By Arunima Kumar and Arathy Somasekhar
HOUSTON (Reuters) -Halliburton on Tuesday warned of a second-quarter earnings impact from tariffs and lower oilfield activity in North America as producers evaluate drilling and completions at weak oil prices, sending shares of the oilfield service producer down about 6%.
Halliburton is the first of the Big Three U.S. oilfield services providers and among the first large oil company to report earnings as U.S. crude prices hover under $64 a barrel. Many companies say they cannot drill profitably if oil prices fall under $65 a barrel, denting demand for equipment and services provided by companies like Halliburton.
“Many of our customers are in the midst of evaluating their activity scenarios and plans for 2025 activity reductions could mean higher than normal white space for committed fleets and in some cases, the retirement or export of fleets to international markets,” Halliburton Chief Executive Jeff Miller said about expectations in North American markets. White spaces refer to gaps in the calendar when the company does not have work lined up for its equipment.

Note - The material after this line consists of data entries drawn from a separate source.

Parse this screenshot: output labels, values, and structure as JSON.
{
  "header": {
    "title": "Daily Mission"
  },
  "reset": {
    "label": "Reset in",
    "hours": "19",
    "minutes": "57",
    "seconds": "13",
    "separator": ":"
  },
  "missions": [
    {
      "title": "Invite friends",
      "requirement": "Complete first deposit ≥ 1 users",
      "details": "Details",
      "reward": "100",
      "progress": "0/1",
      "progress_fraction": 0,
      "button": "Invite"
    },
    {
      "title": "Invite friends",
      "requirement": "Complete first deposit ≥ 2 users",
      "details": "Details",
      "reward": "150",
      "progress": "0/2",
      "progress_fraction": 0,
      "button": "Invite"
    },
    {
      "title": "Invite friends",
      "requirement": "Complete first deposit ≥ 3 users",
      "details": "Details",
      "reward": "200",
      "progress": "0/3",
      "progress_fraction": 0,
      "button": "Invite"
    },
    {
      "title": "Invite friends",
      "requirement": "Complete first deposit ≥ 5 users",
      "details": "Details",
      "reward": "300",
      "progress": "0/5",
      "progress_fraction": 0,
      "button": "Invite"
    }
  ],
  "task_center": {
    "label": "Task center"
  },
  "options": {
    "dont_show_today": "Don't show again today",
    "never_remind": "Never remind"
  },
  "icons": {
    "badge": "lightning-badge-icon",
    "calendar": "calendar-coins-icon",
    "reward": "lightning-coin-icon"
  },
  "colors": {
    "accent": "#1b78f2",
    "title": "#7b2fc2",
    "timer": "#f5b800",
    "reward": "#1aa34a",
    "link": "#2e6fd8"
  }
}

Halliburton shares were down about 6% at $20.62 a share, after it forecast a 2-cents to 3-cents per share impact in the second quarter from trade tensions. Second-quarter earnings were estimated to be 63 cents per share, according to LSEG data.
Shares had fallen as much as 10% during the session, and were down 24% year-to-date. Rival SLB’s shares were down only 11% this year.
The oilfield service sector worries President Donald Trump’s tariffs on imported steel and parts will disrupt supply chains and drive up equipment costs, such as drilling rigs and well casings.
The company also took a $107 million severance cost in the first quarter. Halliburton, which also took a $63 million severance charge in the third quarter of 2024, did not immediately reply to a request for details on the severance charge.
Halliburton said first-quarter North America revenue was $2.2 billion, down 12% from a year earlier.
International revenue eased 2% primarily due to lower drilling and project management activity in Mexico. It forecast year-over-year international revenue to be flat to slightly down.
Mexico is proposing new contract models for the oil sector, while struggling to pay off billions of dollars of accumulated debt to oil service companies. In the meantime, state company Pemex’ oil output has continued falling this year to some 1.62 million bpd, compared to 1.76 million bpd last year.
“I think they have a plan, but I also think it will be tough for a while… I don’t see immediate recovery in Mexico,” Miller said.